Volle melk | 125 ml |
Kristalsuiker | 30 g |
Instant gist | 10 g |
Zout | 1/2 tl |
Kardemom | 1 tl |
Tarwebloem | 250 g |
Ongezouten roomboter | 50 g |
Donkerbruine basterdsuiker | 100 g |
Kaneel | 1 tl |
Ei | 1 |
Parelsuiker |
We starten met het bereiden van het deeg. Doe 30 g boter samen met de melk, kristalsuiker en de gist in een pan. Verwarm het mengsel tot de boter volledig is gesmolten.
Doe het zout, de kardemom en de tarwebloem in een aparte kom en schenk daar vervolgens de vloeibare ingrediënten bij wanneer de boter gesmolten is.
Kneed dit tot een soepel deeg dat lichtjes plakt. Vorm een bal van het deeg. Dek deze af in een met boter of kokosolie ingevette kom en laat het geheel 1 u rijzen.

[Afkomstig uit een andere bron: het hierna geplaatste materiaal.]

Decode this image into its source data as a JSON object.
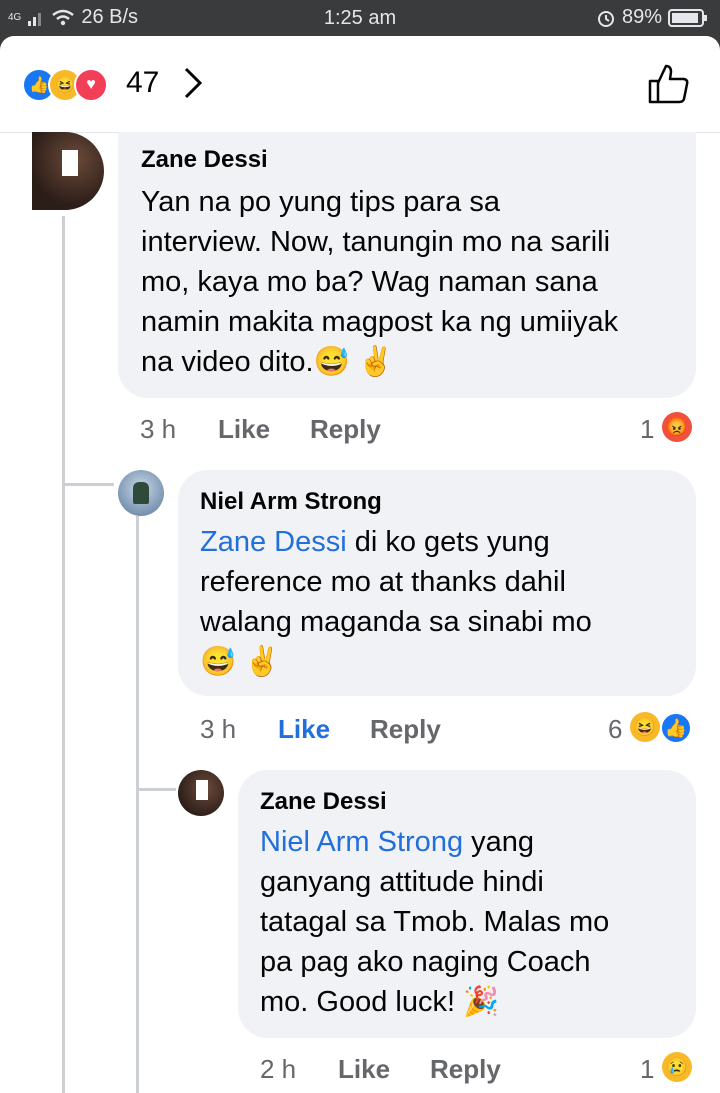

Na 1 u rol je dit deeg uit tot een dunne, rechthoekige vorm. Smeer de bovenkant ervan in met de overige 20 g gesmolten boter. Strooi er baserdsuiker en kaneel over. Rol het deeg op en snijd in plakken van 2 c.
Bekleed een bakplaat met bakpapier en leg de plakjes deeg allemaal naast elkar; Dek de plaat af met een theedoek en laat eerst ongeveer 20 min rijzen. Ondertussen verwarm je de oven voor op 220 °C.
Smeer de bovenkant van de kaneelbroodjes in met een losgeklopt ei en strooi er nog parelsuiker overheen. Bak de broodjes in 8-10 min gaar.